Trump’s time in office, if beset by never-ending scandal, has perfectly aligned with American politics as usual in a number of ways. There’s maybe no greater continuity between the president and the Republican Party that he supposedly spurned than the Trump administration’s 2017 tax cuts, which significantly reduced taxes on corporations and the wealthy. The bill was historically unpopular among the public but sailed through Congress with the enthusiastic support of Paul Ryan, Mitch McConnell, and every Republican in the Senate save John McCain (who was battling cancer at the time but had apparently promised to return to the floor if his party needed his vote to carry the bill over the line). George W. Bush, the last Republican president prior to Trump, had also signed into law a series of tax cuts that the Center on Budget and Policy Priorities determined had primarily benefited the top one percent of earners and fed the rise of inequality. The Trump administration’s signature legislation, in other words, was largely a standard-fare continuation of the Republicans’ perpetual fealty to business and the rich.

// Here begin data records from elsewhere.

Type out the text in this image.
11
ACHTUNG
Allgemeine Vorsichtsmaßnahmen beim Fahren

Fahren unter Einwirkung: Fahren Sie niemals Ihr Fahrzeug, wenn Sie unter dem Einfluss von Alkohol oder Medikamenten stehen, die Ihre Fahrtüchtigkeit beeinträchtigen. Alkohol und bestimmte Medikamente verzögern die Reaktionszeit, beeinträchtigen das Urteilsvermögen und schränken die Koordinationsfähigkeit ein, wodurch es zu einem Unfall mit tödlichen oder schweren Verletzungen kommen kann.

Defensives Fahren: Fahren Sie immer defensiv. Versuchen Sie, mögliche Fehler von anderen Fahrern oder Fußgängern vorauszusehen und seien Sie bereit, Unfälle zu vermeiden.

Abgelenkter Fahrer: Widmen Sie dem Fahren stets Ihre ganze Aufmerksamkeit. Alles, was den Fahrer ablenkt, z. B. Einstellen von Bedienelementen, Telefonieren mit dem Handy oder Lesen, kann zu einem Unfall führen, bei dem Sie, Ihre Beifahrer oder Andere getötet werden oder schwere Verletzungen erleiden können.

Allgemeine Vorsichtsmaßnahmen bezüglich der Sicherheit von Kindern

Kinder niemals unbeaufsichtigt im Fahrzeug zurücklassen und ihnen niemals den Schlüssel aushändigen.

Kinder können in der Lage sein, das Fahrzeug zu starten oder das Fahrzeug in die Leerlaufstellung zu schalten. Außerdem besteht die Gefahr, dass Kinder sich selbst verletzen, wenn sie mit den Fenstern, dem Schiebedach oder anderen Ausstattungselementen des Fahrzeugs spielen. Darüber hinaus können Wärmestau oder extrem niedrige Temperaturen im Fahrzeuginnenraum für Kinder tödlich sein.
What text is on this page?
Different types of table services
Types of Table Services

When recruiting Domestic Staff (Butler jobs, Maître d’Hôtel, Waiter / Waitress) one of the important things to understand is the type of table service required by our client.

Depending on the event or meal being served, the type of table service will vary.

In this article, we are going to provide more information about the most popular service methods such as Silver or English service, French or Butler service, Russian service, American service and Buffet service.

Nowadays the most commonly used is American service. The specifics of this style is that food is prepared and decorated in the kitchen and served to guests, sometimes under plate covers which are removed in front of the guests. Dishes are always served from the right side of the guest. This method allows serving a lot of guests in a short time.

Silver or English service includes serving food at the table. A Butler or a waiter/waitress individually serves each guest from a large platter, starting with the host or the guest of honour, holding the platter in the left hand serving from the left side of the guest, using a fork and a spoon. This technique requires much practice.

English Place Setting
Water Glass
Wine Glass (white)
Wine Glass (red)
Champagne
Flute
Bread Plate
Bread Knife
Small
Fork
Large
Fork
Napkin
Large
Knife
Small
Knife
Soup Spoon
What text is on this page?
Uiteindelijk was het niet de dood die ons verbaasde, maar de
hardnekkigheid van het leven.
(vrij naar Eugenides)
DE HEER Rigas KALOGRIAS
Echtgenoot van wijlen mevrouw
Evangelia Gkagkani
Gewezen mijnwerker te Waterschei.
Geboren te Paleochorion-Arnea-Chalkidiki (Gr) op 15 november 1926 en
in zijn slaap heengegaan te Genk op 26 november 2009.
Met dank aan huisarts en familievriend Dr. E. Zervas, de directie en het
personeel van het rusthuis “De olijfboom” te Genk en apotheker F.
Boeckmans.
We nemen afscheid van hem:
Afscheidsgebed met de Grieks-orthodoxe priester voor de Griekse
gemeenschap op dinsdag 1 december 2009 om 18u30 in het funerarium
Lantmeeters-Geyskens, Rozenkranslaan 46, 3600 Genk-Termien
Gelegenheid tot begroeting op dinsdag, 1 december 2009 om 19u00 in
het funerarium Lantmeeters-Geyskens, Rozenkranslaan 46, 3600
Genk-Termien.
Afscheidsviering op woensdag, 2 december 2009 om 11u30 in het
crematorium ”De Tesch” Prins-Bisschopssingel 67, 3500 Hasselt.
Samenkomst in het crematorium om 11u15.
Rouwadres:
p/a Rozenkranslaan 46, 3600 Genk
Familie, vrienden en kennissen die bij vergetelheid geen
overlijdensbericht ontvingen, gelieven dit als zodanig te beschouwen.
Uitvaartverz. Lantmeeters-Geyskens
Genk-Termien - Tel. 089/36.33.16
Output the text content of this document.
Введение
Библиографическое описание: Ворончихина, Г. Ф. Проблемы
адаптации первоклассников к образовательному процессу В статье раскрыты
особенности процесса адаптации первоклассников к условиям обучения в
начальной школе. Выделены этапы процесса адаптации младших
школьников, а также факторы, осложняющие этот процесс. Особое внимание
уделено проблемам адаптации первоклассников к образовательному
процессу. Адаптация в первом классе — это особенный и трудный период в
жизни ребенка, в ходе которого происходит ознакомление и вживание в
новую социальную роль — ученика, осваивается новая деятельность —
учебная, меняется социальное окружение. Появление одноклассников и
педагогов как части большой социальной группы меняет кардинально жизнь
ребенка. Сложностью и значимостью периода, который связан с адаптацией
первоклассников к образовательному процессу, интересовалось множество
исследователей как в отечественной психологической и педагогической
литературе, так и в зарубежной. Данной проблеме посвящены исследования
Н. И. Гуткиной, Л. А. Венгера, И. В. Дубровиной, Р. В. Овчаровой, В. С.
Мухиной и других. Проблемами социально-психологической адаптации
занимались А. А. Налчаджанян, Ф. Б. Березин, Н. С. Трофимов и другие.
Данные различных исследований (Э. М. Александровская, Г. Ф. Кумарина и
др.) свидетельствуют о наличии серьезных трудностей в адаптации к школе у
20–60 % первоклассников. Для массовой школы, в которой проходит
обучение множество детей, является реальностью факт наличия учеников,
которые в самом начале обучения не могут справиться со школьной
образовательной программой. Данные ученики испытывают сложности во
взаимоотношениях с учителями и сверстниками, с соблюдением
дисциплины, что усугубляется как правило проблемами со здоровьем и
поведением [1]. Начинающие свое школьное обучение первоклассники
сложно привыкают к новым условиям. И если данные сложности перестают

Trump’s White House likewise worked at a furious clip to shave down the social safety net, including by repeatedly attempting to cut food stamps during a pandemic and recession in which food insecurity doubled. In perfect lockstep with congressional Republicans, Trump has also sought to ax the Affordable Care Act, a move that would terminate health insurance coverage for as many as 23 million people. And despite his 2016 campaign pledge to preserve Social Security, Trump has nudged it toward the chopping block by proposing the elimination of the payroll tax that funds much of the program. All of these callous, ill-conceived policies guarantee more hardship for the majority of Americans—and are also completely par for the course for Republicans. None of these measures, furthermore, require anything like an autocracy; unethical dealings with Russia; or even, really, any actual violation of established political norms to be carried out.

The same goes for Trump’s three Supreme Court nominees, all of whom were chosen in close collaboration with (and much acclaim from) his party. Most recently and notoriously, Senate Republicans blithely fast-tracked Amy Coney Barrett to the bench while Democrats decried the hypocrisy of the same party that had blocked the nomination of Merrick Garland during the last year of the Obama administration. (Naturally, this complaint moved precisely zero Republicans.) It wasn’t some unprecedented corruption or sleaziness on Trump’s part that cemented Barrett’s appointment to the Supreme Court; it was the fundamentally anti-democratic nature of the process itself, which grants an unrepresentative Senate the ability to install justices to lifelong posts.

All of this is to say that while Trump often made a sport of breaching decorum during his term, the tragedy of his presidency wasn’t in the parts that were anomalous (Russiagate, unhinged tweeting) so much as in those that were simply business as usual. Even his administration’s disastrous response to the coronavirus, which may yet seal his fate in this week’s election, was made all the more dire for the American public by a safety net shredded after decades of bipartisan attacks and our dismal system of employer-based private health care.

A Biden win this week will mean a chance to start undoing some of the damage of the last four years; yet, under a Democratic administration, we’ll still be living in the same political ecosystem that enabled so many of Trump’s worst excesses. It’s unclear, for instance, whether health care in America will change much, whether economic inequality will be mitigated, or whether the Washington swamp will ever be drained of corporate cash. Biden has committed to none of it, and so much of the Democratic Party and the media have signaled that it’ll be enough for him to simply oust Trump. But the garish and exhausting spectacle of Trump’s first term should tell us that defeating the cruelty of the right over the long term ultimately depends little on invoking political “norms” as a kind of vague etiquette that politicians can adhere to or violate. In fact, building the sort of mass, progressive coalition necessary to force real government accountability and remake our shamefully anti-democratic systems will mean overturning conventions more often than restoring them. If it works, it’ll be anything but normal.